The forty year old recording comes from Deutsche Grammophon’s original multi-channel tapes, and sounds superb in this surround sound SACD incarnation, with rich bass, distinctive keyboard colouring throughout the range, and a dynamic range which does justice both to the whispering pp passages and to those moments when Liszt’s piano writing seems to emulate a large orchestra. Of course this same recording is still available from DG on its ‘Originals’ reissues label at about a third the price of this. If your h-fi is high end, you will want the Pentatone remastering. But the original recording was very good indeed for its day, and still sounds excellent in DG’s stereo CD.
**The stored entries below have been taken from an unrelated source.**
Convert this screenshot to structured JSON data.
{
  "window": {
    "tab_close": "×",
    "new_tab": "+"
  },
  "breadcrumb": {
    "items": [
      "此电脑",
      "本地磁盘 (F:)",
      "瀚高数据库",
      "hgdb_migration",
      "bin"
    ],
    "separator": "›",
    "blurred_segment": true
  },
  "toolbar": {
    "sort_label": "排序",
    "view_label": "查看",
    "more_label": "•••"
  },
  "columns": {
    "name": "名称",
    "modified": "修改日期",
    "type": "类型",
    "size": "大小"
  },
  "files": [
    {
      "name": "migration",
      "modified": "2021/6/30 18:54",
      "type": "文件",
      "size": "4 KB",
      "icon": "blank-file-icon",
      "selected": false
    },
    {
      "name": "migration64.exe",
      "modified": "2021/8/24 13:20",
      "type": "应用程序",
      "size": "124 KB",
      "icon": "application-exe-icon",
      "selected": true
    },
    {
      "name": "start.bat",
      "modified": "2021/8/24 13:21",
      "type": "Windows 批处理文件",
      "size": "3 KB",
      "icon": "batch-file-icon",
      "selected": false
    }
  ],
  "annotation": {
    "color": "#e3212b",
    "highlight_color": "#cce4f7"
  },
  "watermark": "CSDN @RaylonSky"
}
It has been very instructive to renew acquaintance with these versions, for Wilhelm Kempff’s performance on this recording still seems to me among the best Liszt playing on record. In one way it is patrician piano playing from another age, and in another it sounds contemporary in its absence of indulgent high romantic rhetoric. It still compels admiration not because of the pianist’s dazzling virtuosity (though he is in full technical command) but because it is supremely musical, and does full justice to a great composer, treating Liszt as the noble and visionary artist he was.